Opini

Mewarisi Watak Kalah Perang

NU Online  ·  Selasa, 21 April 2009 | 11:28 WIB

Oleh Arief Musthofifin

Sriwijawa dan Majapahit, dua kerajaan besar ini merupakan proto type peradaban tertinggi di Nusantara. Kiblat bagi kerajaan dan negara-negara lain di dunia belahan utara yang secara potensi adalah miskin. Miskin sumber daya bumi (ekonomi), pengetahuan, teknologi, dan persenjataan.

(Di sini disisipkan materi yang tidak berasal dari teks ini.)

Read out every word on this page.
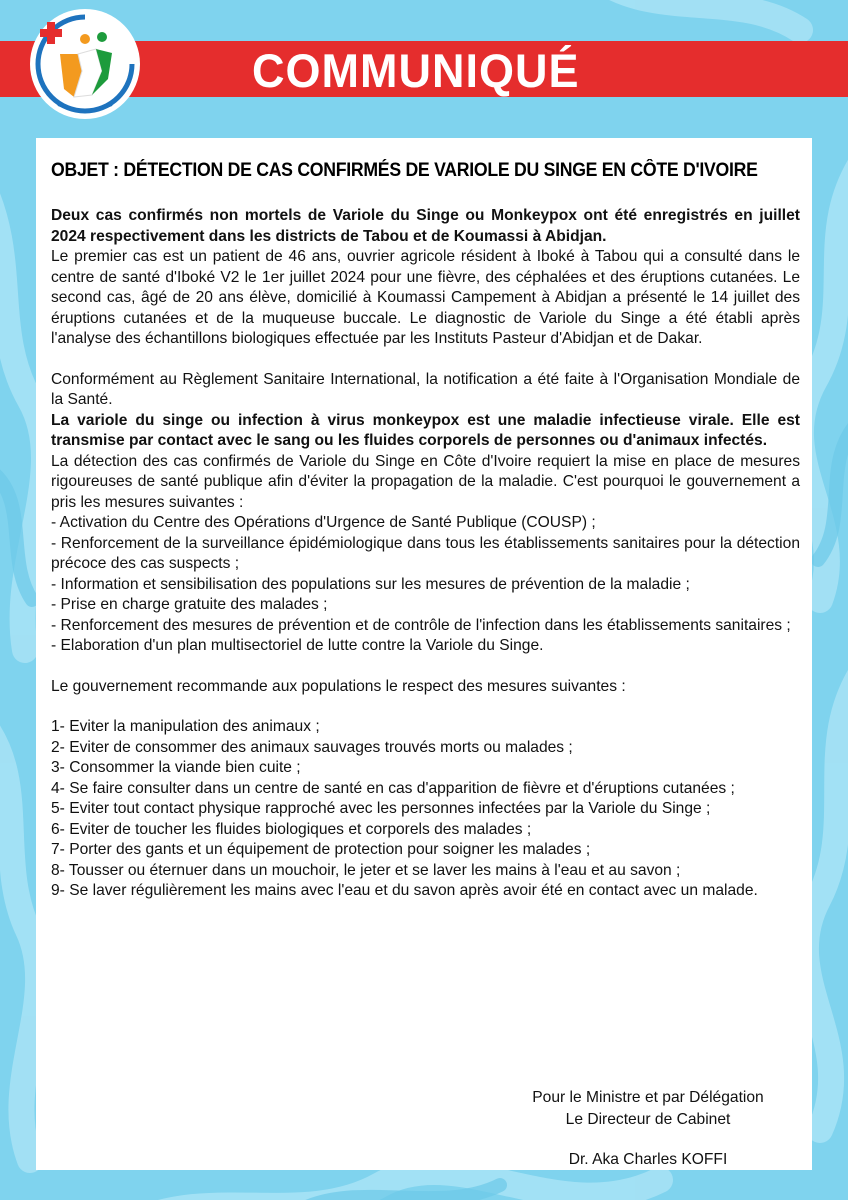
COMMUNIQUÉ

OBJET : DÉTECTION DE CAS CONFIRMÉS DE VARIOLE DU SINGE EN CÔTE D'IVOIRE

Deux cas confirmés non mortels de Variole du Singe ou Monkeypox ont été enregistrés en juillet 2024 respectivement dans les districts de Tabou et de Koumassi à Abidjan.

Le premier cas est un patient de 46 ans, ouvrier agricole résident à Iboké à Tabou qui a consulté dans le centre de santé d'Iboké V2 le 1er juillet 2024 pour une fièvre, des céphalées et des éruptions cutanées. Le second cas, âgé de 20 ans élève, domicilié à Koumassi Campement à Abidjan a présenté le 14 juillet des éruptions cutanées et de la muqueuse buccale. Le diagnostic de Variole du Singe a été établi après l'analyse des échantillons biologiques effectuée par les Instituts Pasteur d'Abidjan et de Dakar.

Conformément au Règlement Sanitaire International, la notification a été faite à l'Organisation Mondiale de la Santé.

La variole du singe ou infection à virus monkeypox est une maladie infectieuse virale. Elle est transmise par contact avec le sang ou les fluides corporels de personnes ou d'animaux infectés.

La détection des cas confirmés de Variole du Singe en Côte d'Ivoire requiert la mise en place de mesures rigoureuses de santé publique afin d'éviter la propagation de la maladie. C'est pourquoi le gouvernement a pris les mesures suivantes :

- Activation du Centre des Opérations d'Urgence de Santé Publique (COUSP) ;

- Renforcement de la surveillance épidémiologique dans tous les établissements sanitaires pour la détection précoce des cas suspects ;

- Information et sensibilisation des populations sur les mesures de prévention de la maladie ;

- Prise en charge gratuite des malades ;

- Renforcement des mesures de prévention et de contrôle de l'infection dans les établissements sanitaires ;

- Elaboration d'un plan multisectoriel de lutte contre la Variole du Singe.

Le gouvernement recommande aux populations le respect des mesures suivantes :

1- Eviter la manipulation des animaux ;

2- Eviter de consommer des animaux sauvages trouvés morts ou malades ;

3- Consommer la viande bien cuite ;

4- Se faire consulter dans un centre de santé en cas d'apparition de fièvre et d'éruptions cutanées ;

5- Eviter tout contact physique rapproché avec les personnes infectées par la Variole du Singe ;

6- Eviter de toucher les fluides biologiques et corporels des malades ;

7- Porter des gants et un équipement de protection pour soigner les malades ;

8- Tousser ou éternuer dans un mouchoir, le jeter et se laver les mains à l'eau et au savon ;

9- Se laver régulièrement les mains avec l'eau et du savon après avoir été en contact avec un malade.

Pour le Ministre et par Délégation
Le Directeur de Cabinet
Dr. Aka Charles KOFFI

Ketika senjata paling modern Portugis (Eropa) adalah Cetbang, kerajaan besar Nusantara ini sudah lebih dulu menggunakan Meriam besar jarak jauh. Maka, dalam archipelago sejarah dunia parmodern, masa-masa itu selayaknya bisa dikatakan hanya ada dua imperium besar di dunia yang sangat diperhitungkan; Nusantara sebagai kesatuan kerajaan utuh dan Tiongkok (China).<>

Kajayaan Sriwijaya dan Majapahit tak lepas dari kesadaran diri yang utuh terhadap dirinya. Tentang kenyataan bahwa Nusantara merupakan wilayah yang terdiri dari belasan ribu pulau. Lem perekatnya adalah benda cair yang disebut lautan. Maritim menjadi pilihan sangat tepat yang digunakan Sriwijaya dan Majahapit sebagai cara pandang pemerintahan.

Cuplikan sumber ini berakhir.